Inhalt
1) Abschluss des Reisevertrages
2) Bezahlung
3) Leistungen
4) Leistungs- und Preisänderungen
5) Rücktritt durch den Reisenden, Umbuchungen, Ersatzpersonen
6) Rücktritt und Kündigung durch den Reiseveranstalter
7) Mängelrechte
8) Beschränkung der Haftung
9) Mitwirkungspflicht
10) Ausschluss von Ansprüchen und Verjährung
11) Gerichtsstand
6. Rücktritt und Kündigung durch den Reiseveranstalter
Der Reiseveranstalter kann ohne Einhaltung einer Frist vor Antritt der Reise vom Reisevertrag zurücktreten oder nach der Reise den Reisevertrag kündigen, wenn der Reisende die Durchführung der Reise ungeachtet einer Abmahnung nachhaltig stört oder wenn er sich in solchem Maß vertragswidrig verhält, dass die sofortige Aufhebung des Vertrages gerechtfertigt ist. In diesem Fall behält sich der Reiseveranstalter den Anspruch auf den Reisepreis vor. Eventuell anfallende Mehrkosten für den Rücktransport trägt der Störer selbst. Der Reiseveranstalter lässt sich jedoch den Wert der ersparten Aufwendungen sowie derjenigen Vorteile anrechnen, die aus einer anderweitigen Verwendung der nicht in Anspruch genommenen Leistungen erlangt werden, einschließlich der von den Leistungsträgern gut gebrachten Beträge.
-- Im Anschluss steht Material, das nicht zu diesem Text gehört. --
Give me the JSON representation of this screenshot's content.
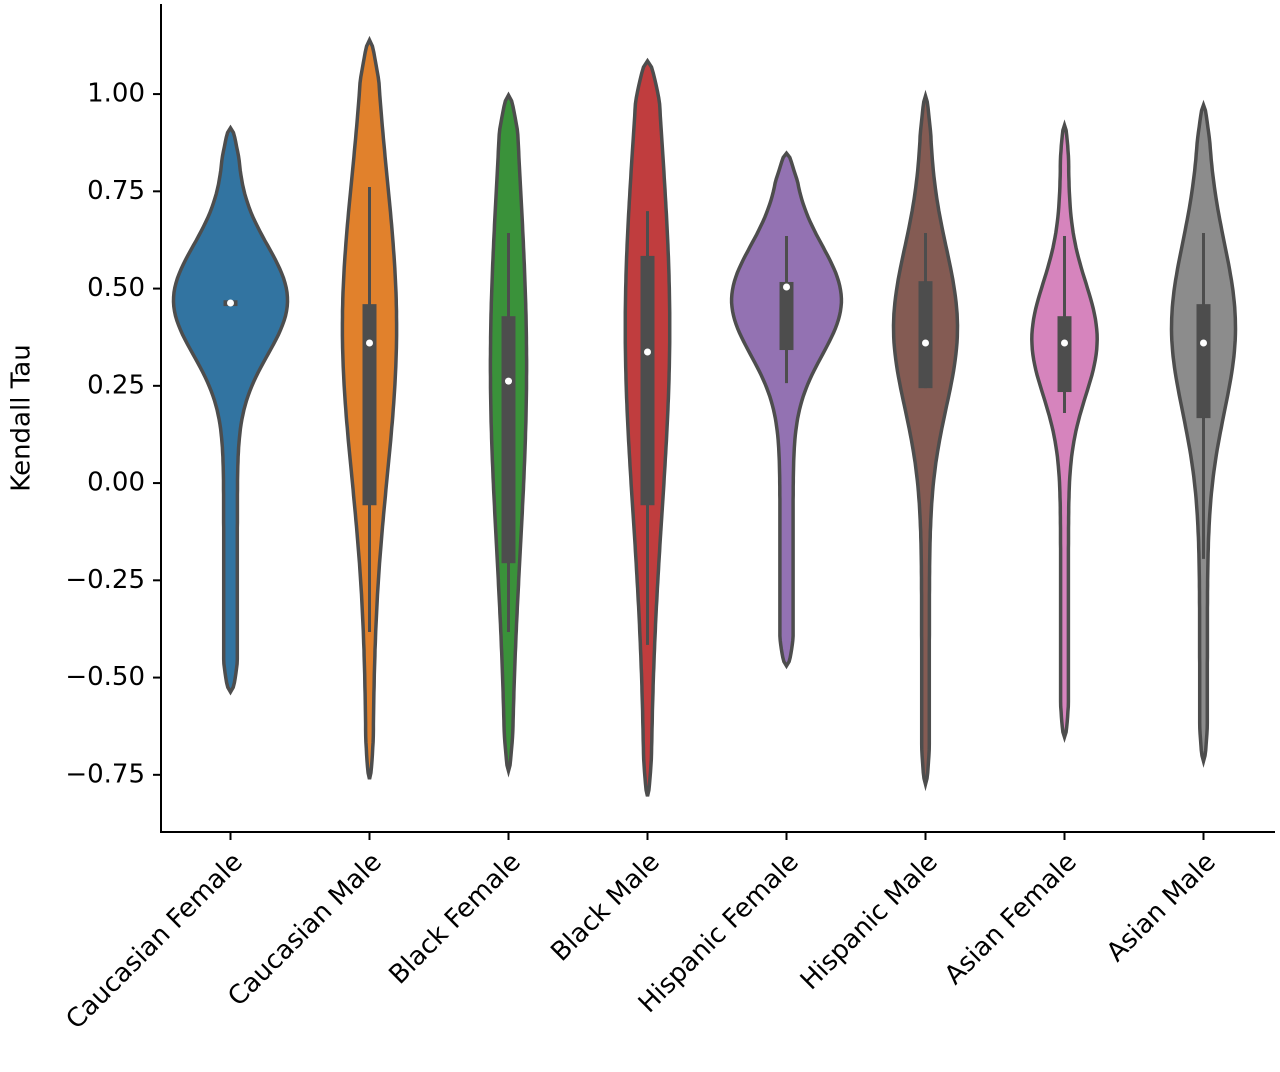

Der Reiseveranstalter kann bis zwei Wochen vor Reiseantritt vom Reisevertrag zurücktreten, wenn die ausgeschriebene Mindestteilnehmerzahl, auf die in der Reiseausschreibung hingewiesen wurde, nicht erreicht wird. Der Reiseveranstalter ist verpflichtet, den Reisenden unverzüglich nach Eintritt der Voraussetzung für die Nichtdurchführung der Reise hiervon in Kenntnis zu setzen und die Rücktrittserklärung unverzüglich zuzuleiten. Der Reisende erhält den eingezahlten Reisepreis unverzüglich zurück.
Der Reiseveranstalter kann bis vier Wochen vor Reiseantritt vom Vertrag zurücktreten, wenn die Durchführung der Reise nach Ausschöpfung aller Möglichkeiten für den Reiseveranstalter deshalb nicht zumutbar ist, weil das Buchungsaufkommen für diese Reise so gering ist, dass die dem Reiseveranstalter im Falle der Durchführung der Reise entstehenden Kosten eine Überschreitung der wirtschaftlichen Opfergrenze, bezogen auf die Reise, bedeuten würde. Ein Rücktrittsrecht besteht jedoch nur, wenn der Reiseveranstalter die dazu führenden Umstände nicht zu vertreten hat und wenn er die zu seinem Rücktritt führenden Umstände nachweisen und wenn er dem Reisenden ein vergleichbares Ersatzangebot unterbreitet.